La prévention du HSO ou son traitement au stade le plus précoce met l'accent sur la détermination des groupes à risque, sur le choix judicieux du protocole de stimulation, sur la nécessité d’avoir des niveaux stables d’œstradiol, sur le juste dosage de la hormone synthétique de stimulation folliculaire chorionique, sur l'administration prophylactique d’albumine et dans des cas particuliers, sur la cryoconservation d'embryons. Enfin, la gestion de l’ HSO est actuellement symptomatique et consiste à établir des paramètres de suivi, l’équilibre des liquides, la prévention de la thrombose et le traitement de l'ascite. On pense que les progrès continus réalisés dans la physiopathologie du syndrome permettront un traitement causal dans le futur, notamment avec l'utilisation d’antagonistes ou d’inhibiteurs du VEGF.
CLASSIFICATION
La classification du HSO peut se faire sur base de la durée d’apparition du syndrome. Ainsi, on peut distinguer une forme précoce due à l'administration exogène de hormone synthétique de stimulation folliculaire chorionique humaine (hCG) en vue de la maturation folliculaire finale et une forme tardive, due à la production endogène d'hCG après l'obtention d'une grossesse.(2)
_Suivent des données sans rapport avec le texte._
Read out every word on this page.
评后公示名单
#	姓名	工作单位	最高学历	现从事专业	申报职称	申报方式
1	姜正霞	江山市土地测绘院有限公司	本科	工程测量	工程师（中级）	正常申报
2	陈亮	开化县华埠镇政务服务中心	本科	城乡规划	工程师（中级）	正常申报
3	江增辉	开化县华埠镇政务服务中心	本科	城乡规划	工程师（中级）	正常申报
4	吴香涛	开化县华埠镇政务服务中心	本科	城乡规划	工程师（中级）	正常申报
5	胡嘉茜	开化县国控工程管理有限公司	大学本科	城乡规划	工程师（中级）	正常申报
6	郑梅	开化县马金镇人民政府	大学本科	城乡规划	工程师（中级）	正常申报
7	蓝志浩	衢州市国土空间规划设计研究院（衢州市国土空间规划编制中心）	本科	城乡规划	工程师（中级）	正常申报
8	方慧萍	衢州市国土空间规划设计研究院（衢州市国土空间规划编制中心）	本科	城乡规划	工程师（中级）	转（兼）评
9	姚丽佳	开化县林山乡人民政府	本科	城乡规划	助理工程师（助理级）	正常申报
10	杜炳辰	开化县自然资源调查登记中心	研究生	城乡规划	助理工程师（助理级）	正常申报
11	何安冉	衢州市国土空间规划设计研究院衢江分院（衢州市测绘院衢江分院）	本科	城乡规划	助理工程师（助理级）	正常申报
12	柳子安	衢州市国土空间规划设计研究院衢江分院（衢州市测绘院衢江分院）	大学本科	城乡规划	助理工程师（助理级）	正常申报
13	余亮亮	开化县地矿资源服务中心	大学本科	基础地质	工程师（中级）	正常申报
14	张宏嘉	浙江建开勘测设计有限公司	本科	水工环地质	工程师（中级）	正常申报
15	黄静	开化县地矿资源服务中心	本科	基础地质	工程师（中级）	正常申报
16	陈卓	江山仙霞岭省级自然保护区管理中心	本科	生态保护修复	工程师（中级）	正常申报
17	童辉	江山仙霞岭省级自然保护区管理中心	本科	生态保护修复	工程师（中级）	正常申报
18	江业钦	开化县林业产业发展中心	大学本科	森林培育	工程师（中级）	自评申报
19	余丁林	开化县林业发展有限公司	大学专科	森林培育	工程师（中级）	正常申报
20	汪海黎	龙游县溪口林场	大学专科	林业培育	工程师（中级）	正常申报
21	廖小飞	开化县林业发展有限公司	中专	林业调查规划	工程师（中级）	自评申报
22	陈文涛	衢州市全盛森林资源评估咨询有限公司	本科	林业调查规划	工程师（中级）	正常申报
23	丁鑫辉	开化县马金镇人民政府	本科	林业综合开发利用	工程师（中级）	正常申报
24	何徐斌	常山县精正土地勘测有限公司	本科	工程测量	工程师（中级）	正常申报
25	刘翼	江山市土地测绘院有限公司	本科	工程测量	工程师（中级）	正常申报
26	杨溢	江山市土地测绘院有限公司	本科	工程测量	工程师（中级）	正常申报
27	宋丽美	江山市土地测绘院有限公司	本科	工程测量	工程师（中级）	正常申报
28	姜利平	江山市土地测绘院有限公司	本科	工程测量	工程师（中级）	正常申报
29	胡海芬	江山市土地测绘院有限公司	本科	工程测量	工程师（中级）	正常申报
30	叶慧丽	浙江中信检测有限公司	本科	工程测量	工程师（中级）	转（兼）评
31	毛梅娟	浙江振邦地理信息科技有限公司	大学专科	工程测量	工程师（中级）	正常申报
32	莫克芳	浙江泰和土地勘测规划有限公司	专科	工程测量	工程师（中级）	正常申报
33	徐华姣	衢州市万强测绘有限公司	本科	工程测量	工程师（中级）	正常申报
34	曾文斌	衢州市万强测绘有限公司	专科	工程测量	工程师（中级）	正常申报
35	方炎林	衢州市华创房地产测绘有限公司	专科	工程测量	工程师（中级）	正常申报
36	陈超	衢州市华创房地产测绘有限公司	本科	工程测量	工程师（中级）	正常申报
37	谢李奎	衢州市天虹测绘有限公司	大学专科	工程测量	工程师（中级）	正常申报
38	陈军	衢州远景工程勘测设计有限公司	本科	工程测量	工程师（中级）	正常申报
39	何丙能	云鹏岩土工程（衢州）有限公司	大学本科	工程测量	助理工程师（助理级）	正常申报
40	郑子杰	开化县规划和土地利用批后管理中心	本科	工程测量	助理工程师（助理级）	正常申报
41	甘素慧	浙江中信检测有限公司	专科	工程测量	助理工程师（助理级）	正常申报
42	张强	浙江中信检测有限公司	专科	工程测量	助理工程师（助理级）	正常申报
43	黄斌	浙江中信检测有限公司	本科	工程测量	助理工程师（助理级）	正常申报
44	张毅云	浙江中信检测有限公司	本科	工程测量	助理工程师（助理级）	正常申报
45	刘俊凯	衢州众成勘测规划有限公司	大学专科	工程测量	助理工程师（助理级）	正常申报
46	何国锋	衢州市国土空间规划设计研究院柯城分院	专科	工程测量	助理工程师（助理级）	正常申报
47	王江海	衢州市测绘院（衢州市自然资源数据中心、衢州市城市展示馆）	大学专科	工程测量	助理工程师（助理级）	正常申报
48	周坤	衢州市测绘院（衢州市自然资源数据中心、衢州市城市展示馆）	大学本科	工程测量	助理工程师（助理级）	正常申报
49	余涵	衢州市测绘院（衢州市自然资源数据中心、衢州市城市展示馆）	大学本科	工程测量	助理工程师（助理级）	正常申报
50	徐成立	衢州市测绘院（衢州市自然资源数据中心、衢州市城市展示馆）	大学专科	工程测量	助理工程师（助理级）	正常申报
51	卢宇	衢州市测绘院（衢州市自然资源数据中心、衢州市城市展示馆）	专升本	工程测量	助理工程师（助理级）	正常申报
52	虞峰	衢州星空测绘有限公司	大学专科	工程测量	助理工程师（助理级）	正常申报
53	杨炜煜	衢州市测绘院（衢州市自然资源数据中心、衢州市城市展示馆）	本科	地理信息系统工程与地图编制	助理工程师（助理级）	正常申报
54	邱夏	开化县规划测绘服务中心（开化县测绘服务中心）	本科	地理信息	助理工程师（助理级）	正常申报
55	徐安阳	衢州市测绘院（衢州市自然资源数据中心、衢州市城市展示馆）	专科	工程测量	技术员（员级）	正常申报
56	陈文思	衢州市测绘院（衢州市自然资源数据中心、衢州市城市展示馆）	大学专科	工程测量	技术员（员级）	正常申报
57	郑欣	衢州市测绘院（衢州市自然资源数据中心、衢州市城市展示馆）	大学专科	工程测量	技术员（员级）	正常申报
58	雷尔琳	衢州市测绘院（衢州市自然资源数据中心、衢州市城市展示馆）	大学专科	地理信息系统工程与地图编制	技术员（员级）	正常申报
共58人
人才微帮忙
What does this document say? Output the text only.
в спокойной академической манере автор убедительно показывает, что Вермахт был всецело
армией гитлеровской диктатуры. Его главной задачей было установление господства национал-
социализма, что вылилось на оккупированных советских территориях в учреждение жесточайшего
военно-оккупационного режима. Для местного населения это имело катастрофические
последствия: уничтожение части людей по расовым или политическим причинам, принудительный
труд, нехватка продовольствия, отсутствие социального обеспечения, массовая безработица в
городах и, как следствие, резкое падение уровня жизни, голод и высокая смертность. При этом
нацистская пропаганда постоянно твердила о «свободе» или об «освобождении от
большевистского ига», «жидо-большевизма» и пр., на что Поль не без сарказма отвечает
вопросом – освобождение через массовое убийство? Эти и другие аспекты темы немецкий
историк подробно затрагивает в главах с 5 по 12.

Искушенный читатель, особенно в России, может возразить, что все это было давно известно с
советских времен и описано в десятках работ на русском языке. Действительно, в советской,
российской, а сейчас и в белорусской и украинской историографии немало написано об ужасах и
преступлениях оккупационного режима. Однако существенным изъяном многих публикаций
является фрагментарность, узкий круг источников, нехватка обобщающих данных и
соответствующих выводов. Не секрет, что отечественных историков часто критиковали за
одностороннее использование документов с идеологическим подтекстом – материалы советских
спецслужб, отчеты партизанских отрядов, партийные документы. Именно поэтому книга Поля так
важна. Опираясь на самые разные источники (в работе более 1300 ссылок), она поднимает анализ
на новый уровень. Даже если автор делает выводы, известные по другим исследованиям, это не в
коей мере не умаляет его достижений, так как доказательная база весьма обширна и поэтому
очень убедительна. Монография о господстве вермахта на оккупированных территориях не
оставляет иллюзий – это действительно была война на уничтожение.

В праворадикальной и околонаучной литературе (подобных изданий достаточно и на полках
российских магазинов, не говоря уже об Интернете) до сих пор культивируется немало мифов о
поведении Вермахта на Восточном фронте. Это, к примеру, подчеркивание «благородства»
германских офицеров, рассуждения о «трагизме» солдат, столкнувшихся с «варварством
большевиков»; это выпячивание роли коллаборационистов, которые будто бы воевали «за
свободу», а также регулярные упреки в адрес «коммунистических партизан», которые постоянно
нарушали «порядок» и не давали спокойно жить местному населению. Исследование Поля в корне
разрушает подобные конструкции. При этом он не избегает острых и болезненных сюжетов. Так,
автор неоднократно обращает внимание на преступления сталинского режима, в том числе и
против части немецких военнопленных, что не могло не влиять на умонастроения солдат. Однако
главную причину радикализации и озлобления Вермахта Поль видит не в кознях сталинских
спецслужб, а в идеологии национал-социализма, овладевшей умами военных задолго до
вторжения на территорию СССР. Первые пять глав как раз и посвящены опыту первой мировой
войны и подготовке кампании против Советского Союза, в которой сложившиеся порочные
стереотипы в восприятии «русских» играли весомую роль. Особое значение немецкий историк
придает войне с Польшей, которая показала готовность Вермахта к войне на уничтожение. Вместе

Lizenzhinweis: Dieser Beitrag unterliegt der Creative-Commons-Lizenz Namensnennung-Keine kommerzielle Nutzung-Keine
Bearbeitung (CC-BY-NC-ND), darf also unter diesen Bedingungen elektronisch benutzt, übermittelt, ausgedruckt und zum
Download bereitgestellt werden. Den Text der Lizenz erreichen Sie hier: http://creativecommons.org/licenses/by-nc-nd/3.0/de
Toutefois, la classification traditionnelle des HSO est basée sur la gravité de l’évaluation clinique.
- La forme légère se caractérise par une certaine pesanteur pelvienne et de légères douleurs abdominales. Les troubles gastro-intestinaux sont également légers et les manifestations systémiques inexistantes.
- La forme modérée se caractérise par une pesanteur pelvienne modérée, des douleurs abdominales intenses, des troubles gastro-intestinaux tels que des nausées, des vomissements et des diarrhées, mais surtout par des manifestations systémiques telles que l'épuisement, la déshydratation et l'oligurie.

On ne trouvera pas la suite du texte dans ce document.